OBSIDIAN BOOK-NOTES TAKING TUTORIAL
How to Take Effective Book Notes in Obsidian (The Simple Way)
Implement this today and start learning effectively from what you read!
Today, I want to share with you my workflow to take book notes in Obsidian.
My workflow is definitely not the best.
But it’s a great starting point to dip your toes into the water of taking smart notes.
So if you’re ready, let’s get started.
Most people waste their time reading books
Books play an essential part in our life as content creators.
They are one of the best (and cheap!) sources of knowledge and information.
But most people forget 90% of what they read.

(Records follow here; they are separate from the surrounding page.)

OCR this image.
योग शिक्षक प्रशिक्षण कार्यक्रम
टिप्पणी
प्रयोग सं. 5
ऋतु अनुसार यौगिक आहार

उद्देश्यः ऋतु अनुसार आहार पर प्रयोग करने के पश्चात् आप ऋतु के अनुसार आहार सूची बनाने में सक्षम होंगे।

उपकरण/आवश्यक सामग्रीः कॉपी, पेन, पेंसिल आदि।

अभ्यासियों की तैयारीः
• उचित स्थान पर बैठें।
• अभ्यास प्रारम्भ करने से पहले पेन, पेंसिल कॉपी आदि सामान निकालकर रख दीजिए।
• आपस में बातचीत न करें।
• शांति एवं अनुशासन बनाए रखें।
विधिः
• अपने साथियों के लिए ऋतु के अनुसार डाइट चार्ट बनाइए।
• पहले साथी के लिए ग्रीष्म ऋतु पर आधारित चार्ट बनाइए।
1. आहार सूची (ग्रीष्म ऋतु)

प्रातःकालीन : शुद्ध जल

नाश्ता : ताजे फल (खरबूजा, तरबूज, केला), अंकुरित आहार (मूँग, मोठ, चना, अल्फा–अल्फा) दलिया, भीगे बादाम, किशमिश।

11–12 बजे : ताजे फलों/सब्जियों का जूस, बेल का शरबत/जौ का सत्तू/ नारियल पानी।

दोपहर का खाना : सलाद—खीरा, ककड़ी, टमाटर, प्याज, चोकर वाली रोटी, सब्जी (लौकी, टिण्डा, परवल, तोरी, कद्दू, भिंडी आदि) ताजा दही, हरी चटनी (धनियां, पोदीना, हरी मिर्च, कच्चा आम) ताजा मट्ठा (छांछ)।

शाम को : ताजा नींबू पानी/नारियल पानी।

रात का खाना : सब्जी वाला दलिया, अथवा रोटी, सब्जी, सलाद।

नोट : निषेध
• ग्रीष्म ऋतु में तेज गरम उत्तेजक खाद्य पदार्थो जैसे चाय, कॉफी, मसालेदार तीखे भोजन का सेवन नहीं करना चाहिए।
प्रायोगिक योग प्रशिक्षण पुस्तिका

Which makes it a waste of time.
What’s the point of reading a book for a couple of hours and only remembering one or two things?
It goes even worse:
How much of this tiny percentage of what we remember do we really put into action?
Here’s the truth:
Unless you have the right workflow to take notes from your readings, you’re just wasting your time.
That’s why I want to share with you my book note-taking workflow.
It is easy to set up, and you can implement it right away.
Plus, it doesn’t require you to buy anything.
Everything we’re going to use is free (except the book itself or the Kindle 😄).
Even though this way of taking notes takes more work than the conventional way, you’re going to see that it will not only help you become more creative but also retrieve the nuggets you came across in your readings more effectively.
Book notes in Obsidian: Workflow overview
There are 3 main stages of taking book notes.
Stage 1 is about reading and highlighting.
Stage 2 is about importing your notes into Obsidian
Stage 3 is about processing your book notes.
So now that you’ve got a 10'000 ft view let’s dive more into details.
Step 1: Reading The Book And Highlighting
The main goal here is to isolate and highlight the book ideas that make sense to you.
I would encourage you to rewrite the information you’ve just highlighted.
I found myself skipping rewriting when I am on a physical Kindle device because taping on this device is just awful.
But when I am on my Kindle app for iOS, I force myself to never skip this step.
(and even though I skip it… Stage 3 will just force me to do it anyway!)
Step 2: Importing your book highlights into Obsidian
Now that you’ve finished the book and got your highlights, it’s time to get your highlights into Obsidian.
As I am mostly reading on Kindle,
all my highlights are on my Amazon/Kindle account.
So to sync your highlights with Obsidian you can use Readwise.
But I’m using a free Obsidian Plugin called “Kindle Highlights,”
which isn’t flawless but does the job — thank you hadynz!
And If you’re reading physical books, you have 2 options:
Retype the original text by hand into Obsidian or take a picture of the physical book pages and then use OCR to copy/paste the text.
Step 3: How to process your book notes in Obsidian
This stage is where the thinking happens.
The goal is to isolate and rewrite your highlights and connect them to what you already have in your note-taking system.
What I am doing in this stage is that I find myself having a giant note with all my highlights like so:
So here’s what I do next:
Understanding the Purpose of the Book
Before I process the highlights,
one thing I like to do is to get clear about the Book’s Purpose.
It’s nothing else that getting clear about understanding the core idea, question, or problem that this book aims to solve.
There are different ways to find a book’s purpose:
- Amazon Product Page like here:
- Book Introduction
- Or even… on the Book cover :
Take the time to find that out because it will help you give context to processing your notes.
Deconstructing your highlights
So now it’s time to deconstruct the highlights we’ve taken and “atomize” them.
What do I mean by atomizing?
Making them as small as atoms.
As Sonke Ahrens (author of How to take smart notes) says:
To be able to play with ideas, we first have to liberate them from their original context by means of abstraction and re-specification.
So if you want to play with the ideas from the book you’ve just read and be able to find new combinations…
You have to isolate each idea into a note.
Think of your notes as LEGO’s.
Here’s a video that shows you how to do it:
By the time I rewrite every highlight and isolate it from their context,
I automatically think about associations to existing notes that will come up.
I simply add them to the note typing [[ Note Title ]].
Obsidian converts it automatically to a link.
As an example, here’s a note I took from the book “Positioning” by Al Ries.
He talks about the “Can-do mentality”.
The text on the grey background is my highlight from the book.
I’ve rewritten it at the top.
And added a link at the end to my note related to the “Hustle Mentality”.
The next time I’m going to talk about “Why hUsTLiNg! More isn’t the answer” I could include Al Ries’ Example about the Vietnam War.
This allows me to throw everything in my digital Zettelkasten with the peace of mind that I’ll be able to retrieve it later on.
The goal here is not to have pretty notes.
It’s to have thinking material that my future self would like to come across.
So by the end of the workflow,
I’m going to have one main note of the book,
which contains a list of small atomic notes (which are nothing else than my highlights that have been atomized into smaller notes):
And this is the graph view associated with it:
Pretty cool, isn’t it?
If you put that amount of cognitive effort into everything you read,
you’re going to see mind-blowing results in your ideas and in your content.